Klar! (lacht) Das ist ja eher ein Wesenszug. Aber meine Freunde sticheln zurück.

 

Sie sind als »Urvater des Jahresrückblicks« bekannt und damit seit mehr als 25 Jahren erfolgreich auf Tour. Haben Sie Tipps für Nachwuchs-Kabarettisten?

Viele Bühnenkünstlerinnen und -künstler live anschauen und sich begeistern und damit inspirieren lassen von dieser Kunstform!

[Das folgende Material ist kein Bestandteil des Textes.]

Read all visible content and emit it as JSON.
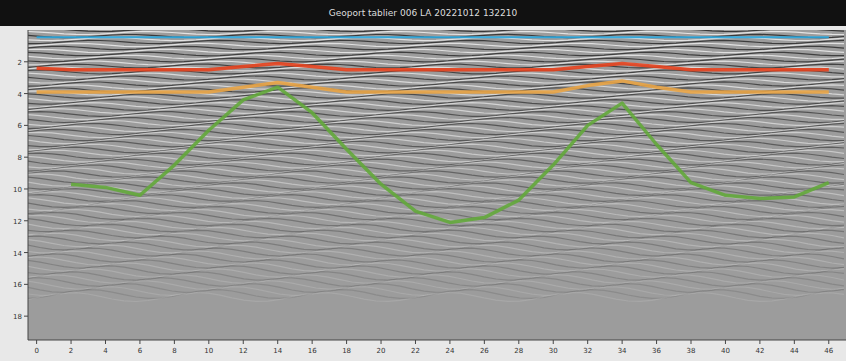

Dazu gehört für mich aber auch, sich mit dem Werk der längst nicht mehr aktiven oder auch verstorbenen Kollegen wie Dieter Hildebrandt, Hanns-Dieter Hüsch, Gert Fröbe oder Werner Finck zu befassen, also nach den Wurzeln zu schauen.

 

Wo sehen Sie sich in zehn Jahren?

(lacht) Ich mache ja keinen »Karriereplan«. In unserem Feld ist Erfolg nicht planbar, der wird entschieden vom Publikum. Ich würde gerne den aktuellen Status halten und weiter zwischen meinen Bühnenauftritten und dem Schreiben von Büchern, Kolumnen und Kindertexten wechseln, also wie bisher im Winter viel auf Tour sein und in den Sommermonaten eher schreiben. Und das auch noch in zehn oder mehr Jahren!

Karten für die Veranstaltung gibt es im Vorverkauf beim WESTFALEN-BLATT, Kalandstraße 17, am Warburger Neustadtmarkt.